Senior vice president of operations Bob Blouin re

Leadership changes are under way at NBAA, as two long-time senior staffers leave the organization.

Senior vice president of operations Bob Blouin resigned as of August 31 and senior vice president of government and public affairs Pete West will depart on November 1.

As of the middle of last month, Blouin was enjoying some time off and looking for a new position; he will probably remain in the aviation industry. “I don’t have anything lined up,” he told AIN. “I am talking to a couple of people but nothing has come to the surface.”

Blouin, who submitted his first resignation in March and rescinded it a short time later, insisted this resignation had nothing to do with Ed Bolen taking over as president and CEO of NBAA, although it is believed he had applied for the top post. “I would really like to run my own show,” he said.

Blouin observed that Bolen is putting together “a great team,” and he said the addition of Steve Brown as head of operations for NBAA will give the association “a whole new perspective and a whole new focus.”

After seven years on the job, he said, deciding to quit NBAA the first time was not easy. And coming back made him realize that there may be other opportunities available. “Bottom line, what I really feel would serve the community best and me best is that the message gets out that I outgrew the job,” he said. “In a nice way, NBAA afforded me an opportunity to grow.”

According to Blouin, NBAA gave him more international experience, with EBACE, LABACE and the preparations for the first ABACE. “I didn’t do any of that by myself,” he conceded. “Jack [Olcott] was tremendously instrumental, and Kathleen [Bob’s wife] was on the convention side. You just don’t get these things done
by yourself.”

During Blouin’s seven-year tenure, NBAA created a safety committee and strengthened the flight attendants committee. It also began the professional development program and the certified aviation manager program. “I didn’t do that by myself,” said Blouin. “Jack supported that…and the board said ‘full speed ahead.’”
Blouin said he was particularly proud that the operations service group, which answers the phones and the mail, and the NBAA GA Desk at the FAA’s ATC command center were both created on his watch.

West said he is leaving because both he and Ed Bolen bring the same strengths to the organization. He has been NBAA’s chief lobbyist for 17 years, and Bolen, who served as a lobbyist for GAMA, said he expects to be a highly visible presence on Capitol Hill. As a result, “I am yielding the floor to my distinguished colleague from Kansas,” said West, invoking the terminology members of Congress use during debates.

West said that as a Washington-based, aviation trade association, NBAA’s primary mission is to monitor and affect the legislative and political process as it relates to the interest of the member companies and the broader business aviation community.

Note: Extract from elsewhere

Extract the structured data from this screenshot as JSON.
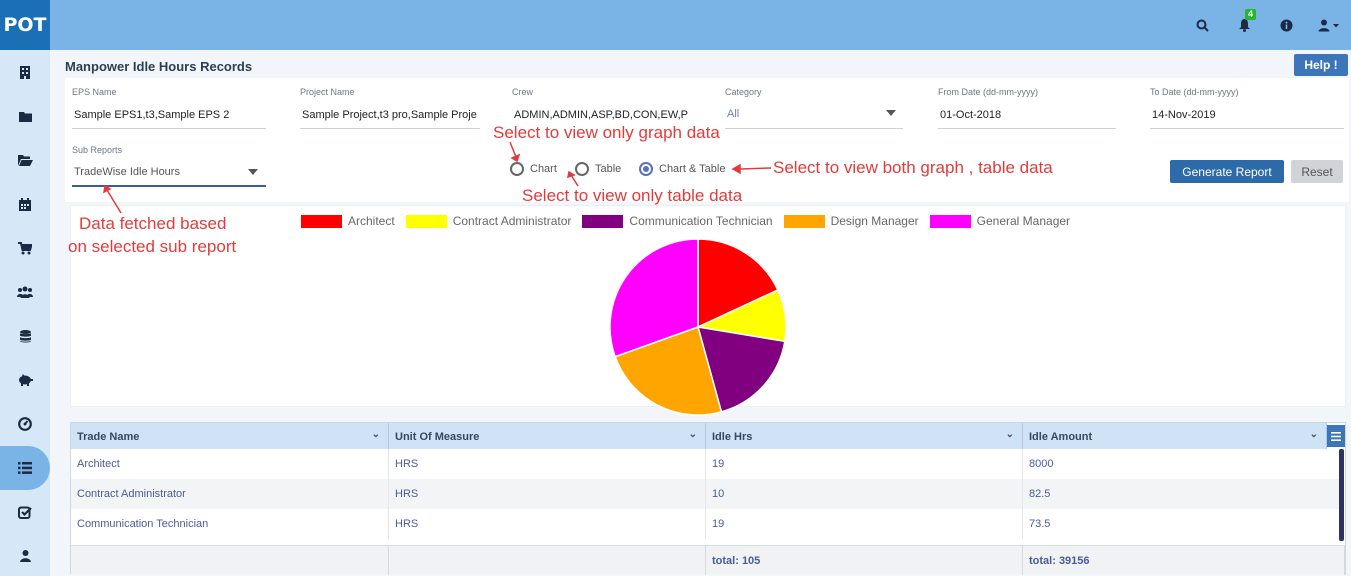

“I have been fortunate to be the principal face for NBAA and the business community on Capitol Hill, for the policy officials at the White House and the various administrative agencies within the administration, and at the state and local level,” said West. “It’s been a great 17 years. I feel I’ve been able to help NBAA achieve a lot.”

With Bolen taking over the top spot at NBAA, the organization would have, in effect, two people doing essentially the same job, according to West.

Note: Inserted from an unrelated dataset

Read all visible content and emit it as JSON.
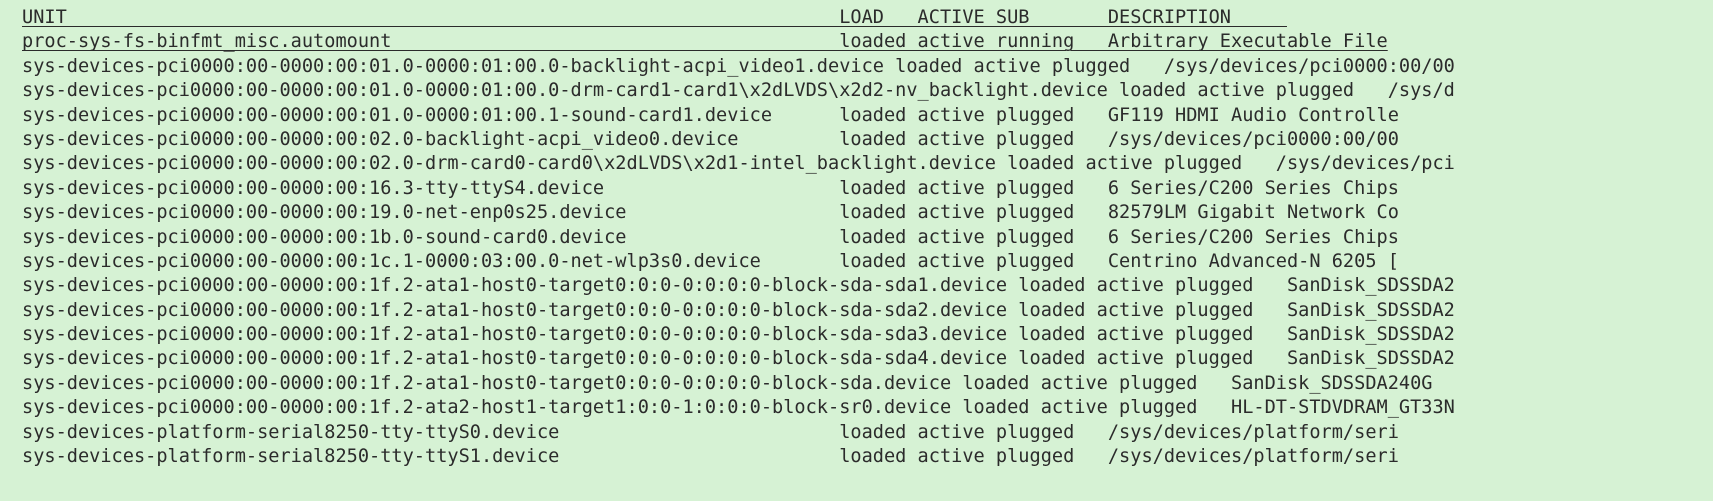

“So Ed has been a dear friend and he’s also been a peer,” said West, who acknowledged that he was a candidate for NBAA’s top job during the first search for a new president last year.

After the flap during the short tenure of Shelley Longmuir as NBAA president, West said it was in that “challenging environment that I started considering more seriously how I might apply myself elsewhere.”

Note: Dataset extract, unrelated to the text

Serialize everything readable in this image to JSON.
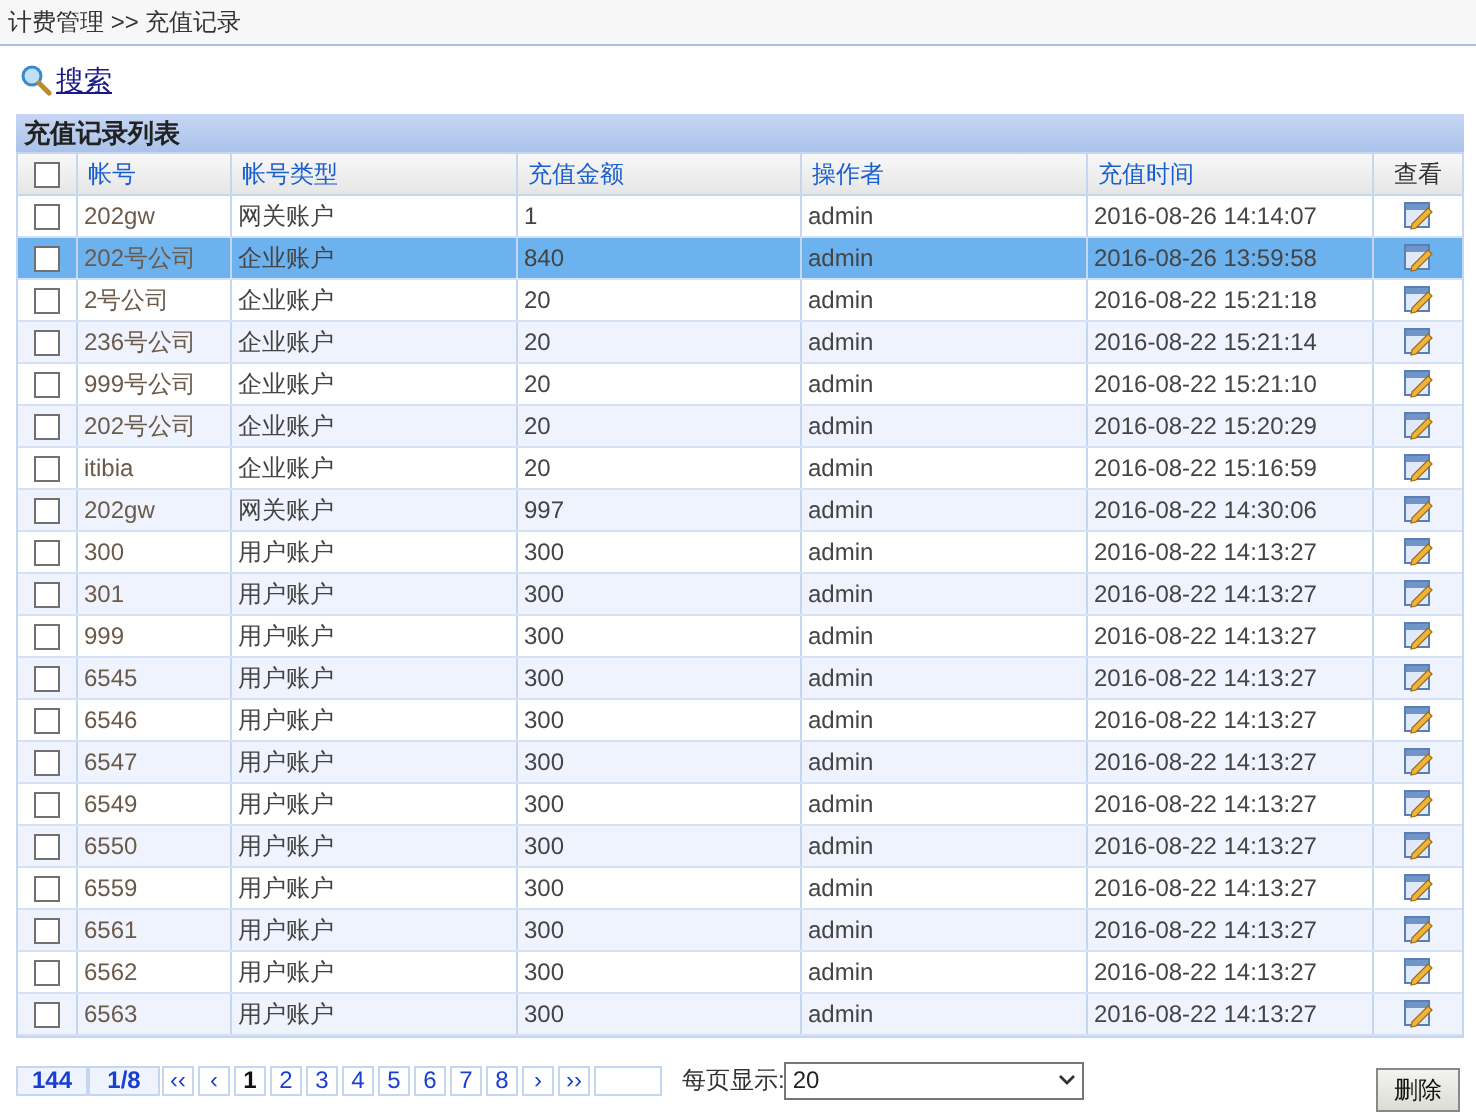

He said that when the association announced it had selected Bolen as president and CEO, “My first reaction was that it was absolutely the smartest decision they could make.” However, despite the prospect of he and Bolen being a powerful team,
on further reflection, West came to recognize that Bolen “was clearly going to be a president who needed to be, and appropriately so, the face of NBAA and business aviation in [the political] arena.”

West then decided “it was important to yield the floor of that arena entirely to Ed so that he could have the proper attention as the representative for NBAA.”